Marriage is a contractual relationship between a man and a woman that vests the parties with a new legal status. Most of the requisites for other binding contracts must also be present in the marriage contract. Thus, the parties must have been competent to act, must have acted free from duress, and must not have made fraudulent representations; otherwise the contract may be dissolved by a judicial decree of nullity of marriage. However, marriage is unlike other contractual relationships in that it creates a status that may not be terminated at will by the parties, but only by a court, as by a divorce. It is thus often said that the state is a third party to any marriage. (Some European nations legally recognize partnerships that, though having some of the legal rights of marriage, are much easier to dissolve.)
With few exceptions, a marriage validly contracted in one place is recognized in others. Thus a common-law marriage—a marriage solely by the consent and behavior of the parties, without ceremony or registration—entered into in a state where such unions are valid will be deemed binding in states where a license to marry and a civil or religious solemnization are required. At an early period, common-law marriages were frequent in Europe; the difficulties arising from them—e.g., the doubtful legitimacy of children—led to their complete prohibition in Roman Catholic countries by the Council of Trent. Although common-law marriage was abolished in England in 1753, it remained lawful in Scotland and in the American colonies. Today, only 11 U.S. states permit the creation of common-law marriages within their borders. A few states have enacted laws permitting covenant marriages, in which premarital counseling is required and extra restrictions make divorce more difficult, but while such marriages are recognized by other states, the limits they place on divorce may not be, because the U.S. Supreme Court has established that the rules governing divorce are determined by the laws of the state of residence at the time of divorce and not of marriage.

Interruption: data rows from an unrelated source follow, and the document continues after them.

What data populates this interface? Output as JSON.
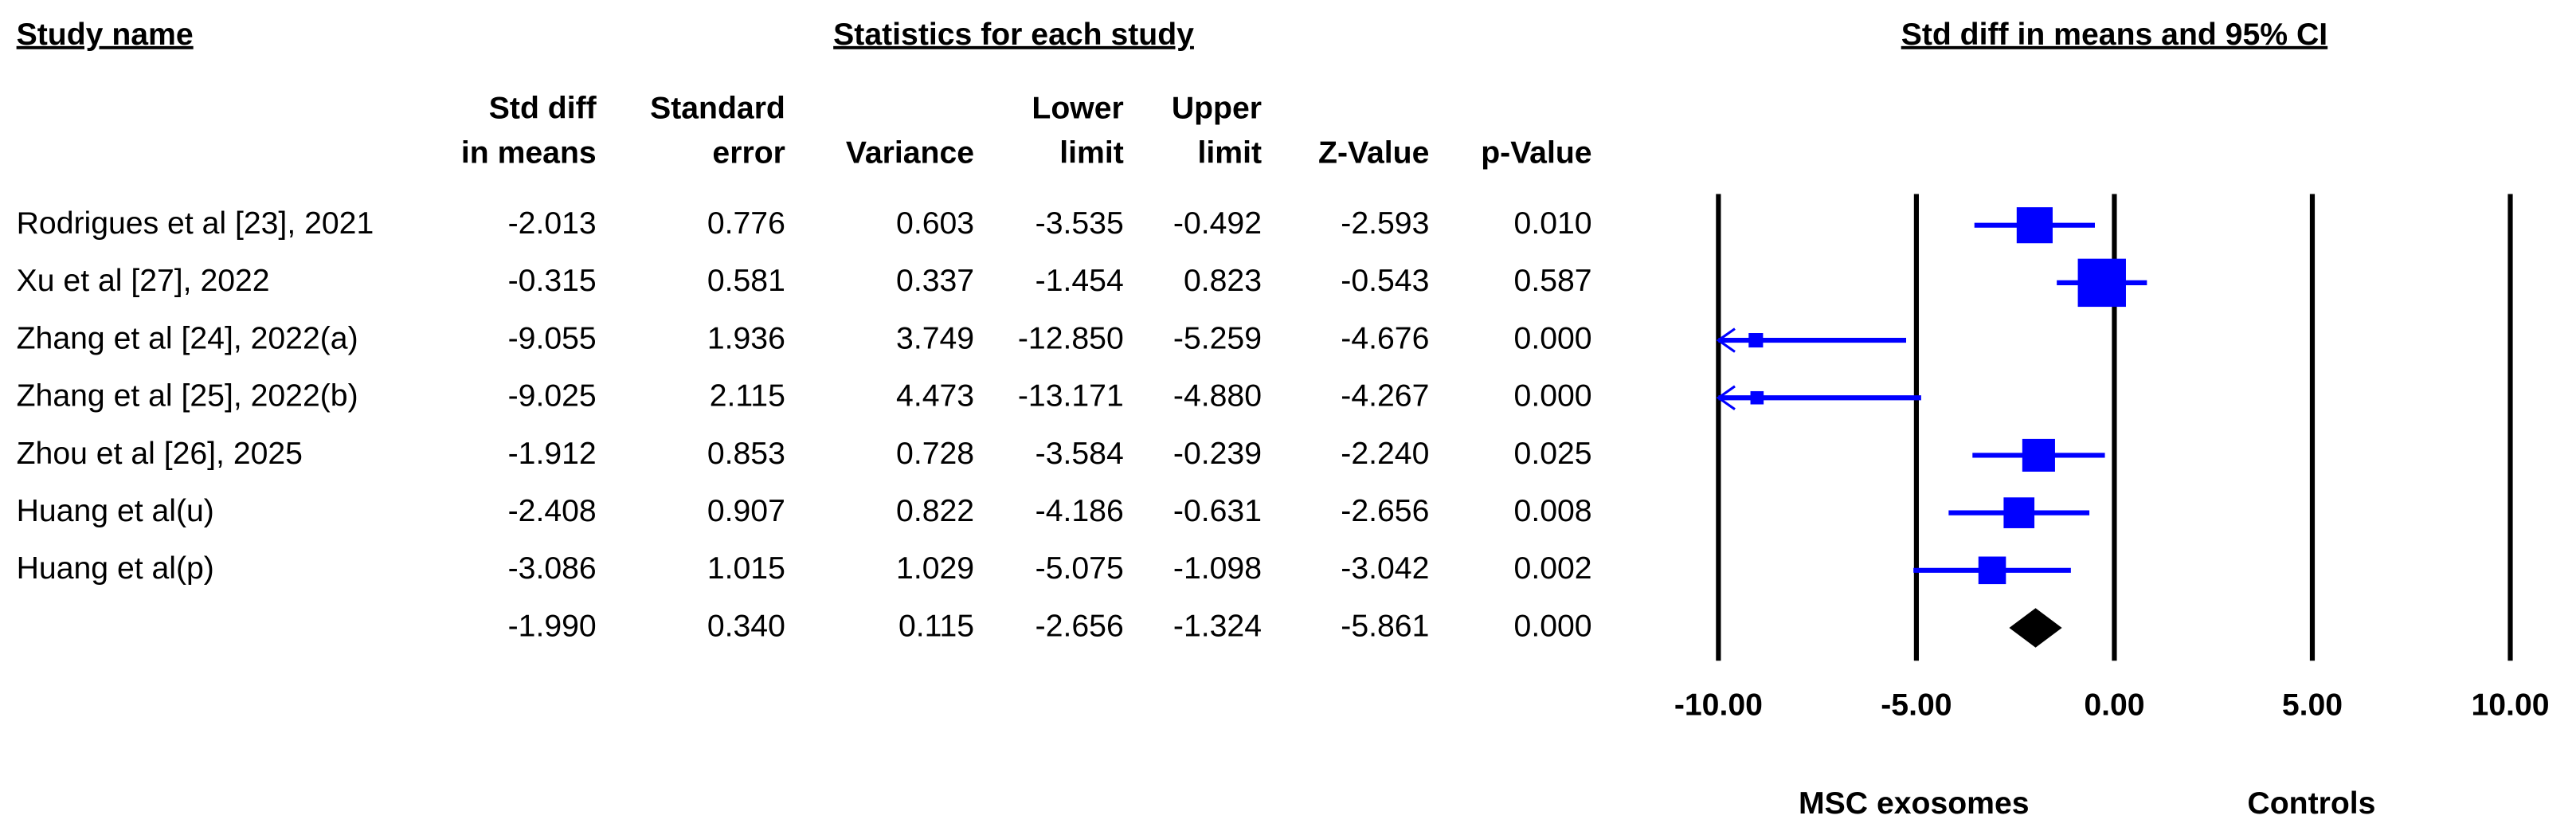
{
  "chart_data": {
    "type": "forest",
    "title": "Std diff in means and 95% CI",
    "study_header": "Study name",
    "stats_header": "Statistics for each study",
    "studies": [
      "Rodrigues et al [23], 2021",
      "Xu et al [27], 2022",
      "Zhang et al [24], 2022(a)",
      "Zhang et al [25], 2022(b)",
      "Zhou et al [26], 2025",
      "Huang et al(u)",
      "Huang et al(p)",
      null
    ],
    "effect": {
      "header": [
        "Std diff",
        "in means"
      ],
      "values": [
        -2.013,
        -0.315,
        -9.055,
        -9.025,
        -1.912,
        -2.408,
        -3.086,
        -1.99
      ],
      "value_labels": [
        "-2.013",
        "-0.315",
        "-9.055",
        "-9.025",
        "-1.912",
        "-2.408",
        "-3.086",
        "-1.990"
      ]
    },
    "se": {
      "header": [
        "Standard",
        "error"
      ],
      "values": [
        0.776,
        0.581,
        1.936,
        2.115,
        0.853,
        0.907,
        1.015,
        0.34
      ],
      "value_labels": [
        "0.776",
        "0.581",
        "1.936",
        "2.115",
        "0.853",
        "0.907",
        "1.015",
        "0.340"
      ]
    },
    "variance": {
      "header": [
        "Variance"
      ],
      "values": [
        0.603,
        0.337,
        3.749,
        4.473,
        0.728,
        0.822,
        1.029,
        0.115
      ],
      "value_labels": [
        "0.603",
        "0.337",
        "3.749",
        "4.473",
        "0.728",
        "0.822",
        "1.029",
        "0.115"
      ]
    },
    "lower": {
      "header": [
        "Lower",
        "limit"
      ],
      "values": [
        -3.535,
        -1.454,
        -12.85,
        -13.171,
        -3.584,
        -4.186,
        -5.075,
        -2.656
      ],
      "value_labels": [
        "-3.535",
        "-1.454",
        "-12.850",
        "-13.171",
        "-3.584",
        "-4.186",
        "-5.075",
        "-2.656"
      ]
    },
    "upper": {
      "header": [
        "Upper",
        "limit"
      ],
      "values": [
        -0.492,
        0.823,
        -5.259,
        -4.88,
        -0.239,
        -0.631,
        -1.098,
        -1.324
      ],
      "value_labels": [
        "-0.492",
        "0.823",
        "-5.259",
        "-4.880",
        "-0.239",
        "-0.631",
        "-1.098",
        "-1.324"
      ]
    },
    "z": {
      "header": [
        "Z-Value"
      ],
      "values": [
        -2.593,
        -0.543,
        -4.676,
        -4.267,
        -2.24,
        -2.656,
        -3.042,
        -5.861
      ],
      "value_labels": [
        "-2.593",
        "-0.543",
        "-4.676",
        "-4.267",
        "-2.240",
        "-2.656",
        "-3.042",
        "-5.861"
      ]
    },
    "p": {
      "header": [
        "p-Value"
      ],
      "values": [
        0.01,
        0.587,
        0.0,
        0.0,
        0.025,
        0.008,
        0.002,
        0.0
      ],
      "value_labels": [
        "0.010",
        "0.587",
        "0.000",
        "0.000",
        "0.025",
        "0.008",
        "0.002",
        "0.000"
      ]
    },
    "xlim": [
      -10,
      10
    ],
    "xticks": [
      {
        "value": -10,
        "label": "-10.00"
      },
      {
        "value": -5,
        "label": "-5.00"
      },
      {
        "value": 0,
        "label": "0.00"
      },
      {
        "value": 5,
        "label": "5.00"
      },
      {
        "value": 10,
        "label": "10.00"
      }
    ],
    "xlabel_left": "MSC exosomes",
    "xlabel_right": "Controls",
    "color": "#0000ff",
    "summary_color": "#000000"
  }
}
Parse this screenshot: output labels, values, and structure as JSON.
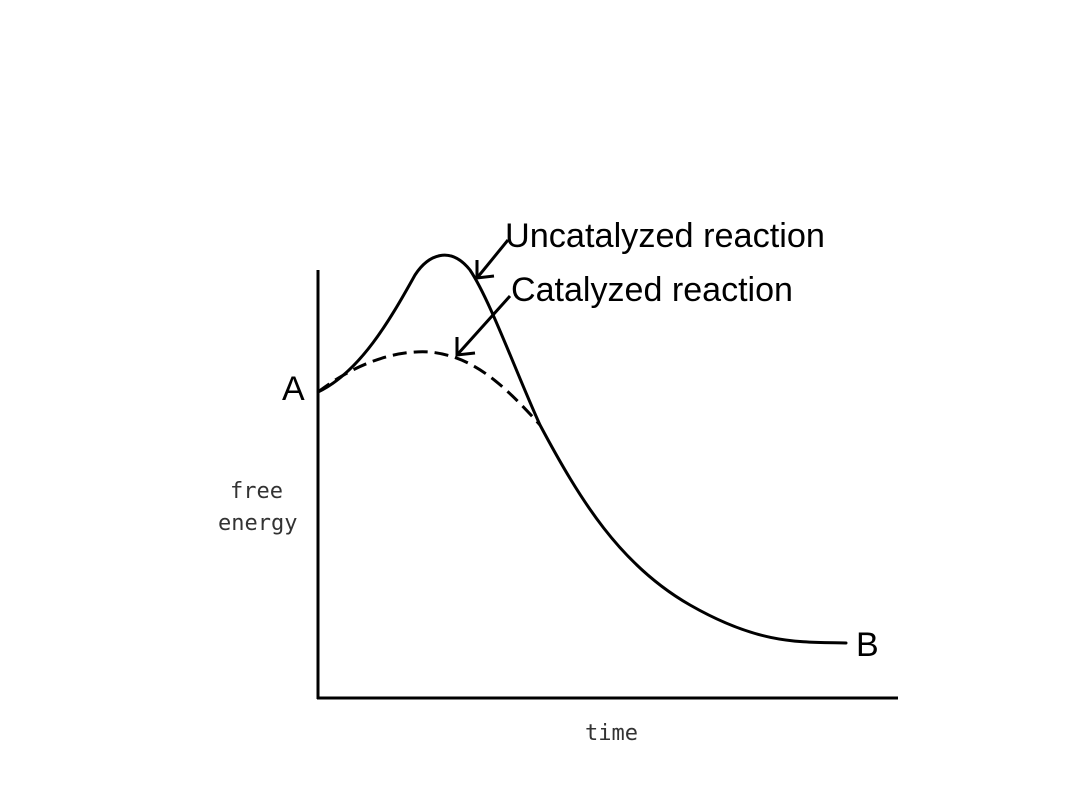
{
  "diagram": {
    "point_a": "A",
    "point_b": "B",
    "y_label_line1": "free",
    "y_label_line2": "energy",
    "x_label": "time",
    "uncatalyzed_label": "Uncatalyzed reaction",
    "catalyzed_label": "Catalyzed reaction",
    "line_color": "#000000"
  }
}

Same-sex marriages, with all but a few of the legal aspects of traditional marriages, have recently been recognized in a few European nations. In the United States, local officials have from time to time registered same-sex couples or solemnized their marriages. At present, however, Vermont is the only state that grants any official recognition to a homosexual union. In some places local authorities have established "domestic partner" laws, granted "certificates of cohabitation," or undertaken similar steps in order to afford homosexual (and some other) couples various rights society reserves for marital partners.